In a statement to the Milwaukee Journal Sentinel, No Labels Chief Strategist Ryan Clancy cited 2020 exit polling and an October Harvard CAPS-Harris poll as he argued a majority of voters want an alternative to Biden and Trump, the presumptive 2024 party nominees.

"No Labels has said unequivocally from the very beginning we will only offer our ballot line to a ticket if American voters clearly want it and if it has a chance to win," Clancy said. He added that the group is "still working through our process" to determine how it would structure its ticket and said No Labels has not yet decided who could be on it.

Political organizations can start circulating petitions for ballot access in Wisconsin on Jan. 1, 2024, according to the Wisconsin Elections Commission. The deadline to file is April 1.

Clancy said No Labels "has a strategy to obtain ballot access in Wisconsin and will begin the process early next year."

Polling commissioned in June by Gephardt and his PAC, Citizens to Save Our Republic, showed Biden beating Trump 52-48 in a two-way race nationwide. But when a moderate, third-party candidate is put in the race, Trump takes a 40-39 lead, according to the polling.

That swing is more pronounced in Wisconsin. The polling suggests Biden would beat Trump 53-47 in a two-way race in Wisconsin but would lose 37-40 with the moderate third-party candidate factored in. (The polling from June did not take into account other candidates, like now-Independent presidential hopeful Robert F. Kennedy Jr.)

Much of the Democratic unease stems from the idea that Trump has a high floor and a low ceiling of support in a general election, meaning the former president has a strong base of supporters unlikely to be swayed by a third-party candidate. While Biden's support might be broader, those supporters might not be as loyal.

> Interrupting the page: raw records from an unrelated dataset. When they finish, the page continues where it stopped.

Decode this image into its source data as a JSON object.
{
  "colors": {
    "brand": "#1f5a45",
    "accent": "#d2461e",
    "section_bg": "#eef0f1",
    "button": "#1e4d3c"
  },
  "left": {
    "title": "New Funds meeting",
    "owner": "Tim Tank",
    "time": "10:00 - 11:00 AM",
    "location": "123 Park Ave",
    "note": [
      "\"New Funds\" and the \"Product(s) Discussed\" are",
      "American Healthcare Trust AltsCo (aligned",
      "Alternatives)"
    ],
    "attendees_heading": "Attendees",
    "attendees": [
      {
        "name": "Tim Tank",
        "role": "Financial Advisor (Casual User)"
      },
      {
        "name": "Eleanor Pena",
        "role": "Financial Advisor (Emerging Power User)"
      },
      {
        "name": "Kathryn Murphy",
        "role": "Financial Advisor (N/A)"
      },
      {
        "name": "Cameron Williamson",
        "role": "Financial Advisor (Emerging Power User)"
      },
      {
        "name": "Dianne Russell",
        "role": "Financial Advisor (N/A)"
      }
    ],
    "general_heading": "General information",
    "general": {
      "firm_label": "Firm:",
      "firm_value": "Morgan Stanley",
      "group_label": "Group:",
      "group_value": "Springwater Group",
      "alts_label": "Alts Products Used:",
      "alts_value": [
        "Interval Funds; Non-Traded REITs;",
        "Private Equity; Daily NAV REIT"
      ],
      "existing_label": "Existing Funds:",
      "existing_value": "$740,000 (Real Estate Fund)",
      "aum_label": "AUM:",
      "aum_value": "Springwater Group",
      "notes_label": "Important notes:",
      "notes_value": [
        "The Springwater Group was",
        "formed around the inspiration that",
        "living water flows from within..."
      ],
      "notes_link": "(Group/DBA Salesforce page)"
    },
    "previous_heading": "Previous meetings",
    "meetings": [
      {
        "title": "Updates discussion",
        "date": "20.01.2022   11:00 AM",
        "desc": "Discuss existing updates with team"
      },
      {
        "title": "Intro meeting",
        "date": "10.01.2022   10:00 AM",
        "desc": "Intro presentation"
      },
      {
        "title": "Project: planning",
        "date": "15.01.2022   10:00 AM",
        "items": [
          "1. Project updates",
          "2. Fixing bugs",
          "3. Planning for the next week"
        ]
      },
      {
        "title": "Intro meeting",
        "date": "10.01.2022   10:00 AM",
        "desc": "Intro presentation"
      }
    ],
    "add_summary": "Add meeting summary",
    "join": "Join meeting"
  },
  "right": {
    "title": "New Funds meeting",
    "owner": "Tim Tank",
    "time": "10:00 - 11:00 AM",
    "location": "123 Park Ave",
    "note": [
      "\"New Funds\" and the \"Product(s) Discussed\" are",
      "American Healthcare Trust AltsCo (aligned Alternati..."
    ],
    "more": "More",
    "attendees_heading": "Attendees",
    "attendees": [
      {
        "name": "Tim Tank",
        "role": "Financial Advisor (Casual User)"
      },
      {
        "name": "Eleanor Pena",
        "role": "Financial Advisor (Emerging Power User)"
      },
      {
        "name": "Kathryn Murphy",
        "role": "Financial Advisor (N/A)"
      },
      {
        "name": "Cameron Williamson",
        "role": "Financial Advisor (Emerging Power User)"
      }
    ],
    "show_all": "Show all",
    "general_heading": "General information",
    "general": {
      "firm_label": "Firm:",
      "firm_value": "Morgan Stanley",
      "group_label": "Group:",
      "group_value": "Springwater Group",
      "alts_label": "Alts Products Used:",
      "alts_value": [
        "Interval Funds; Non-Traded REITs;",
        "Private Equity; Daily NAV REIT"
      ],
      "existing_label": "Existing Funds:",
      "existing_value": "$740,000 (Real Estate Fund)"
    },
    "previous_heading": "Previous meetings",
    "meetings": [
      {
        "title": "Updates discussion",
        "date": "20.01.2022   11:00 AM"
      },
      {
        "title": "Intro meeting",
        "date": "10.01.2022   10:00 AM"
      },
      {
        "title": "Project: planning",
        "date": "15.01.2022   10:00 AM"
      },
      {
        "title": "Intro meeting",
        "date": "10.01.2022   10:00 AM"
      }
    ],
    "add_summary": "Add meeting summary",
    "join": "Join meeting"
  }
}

A Marquette University Law Poll released last week showed Biden beating Trump 50% to 48% among registered voters in Wisconsin. The poll suggested both men have vulnerabilities: 55% of voters said the phrase "too old to be president" describes Biden very well, and 35% of polled voters said the phrase "has behaved corruptly" describes Trump very well.

The exact impact of a third–party candidate in Wisconsin, where statewide elections are often decided by less than a percentage point, however, is difficult to predict.

In 2016, when Hillary Clinton lost Wisconsin to Trump by six-tenths of a point, or about 23,000 votes, left-wing Green Party candidate Jill Stein got 31,072 votes. Labeling Stein a spoiler, however, would presume Stein’s voters would have turned out to vote had she not been on the ballot — and vote for Clinton as well.

The former lawmakers on Wednesday noted No Labels has said it would end its third-party bid if polling shows its candidate would swing the election for either Trump or Biden. They pointed out that the group has yet to address recent polling and lamented that the group’s donors are largely kept secret.

“Unless they’re just trying to make a point or be a spoiler, I’m not quite sure what they’re trying to accomplish here,” Kind, the La Crosse Democrat who retired from Congress last year, told the Journal Sentinel.

“I’m having a hard time seeing what they’re really trying to pull off here,” he said. “They can’t believe that there’s any chance for a third party to actually win the presidency.”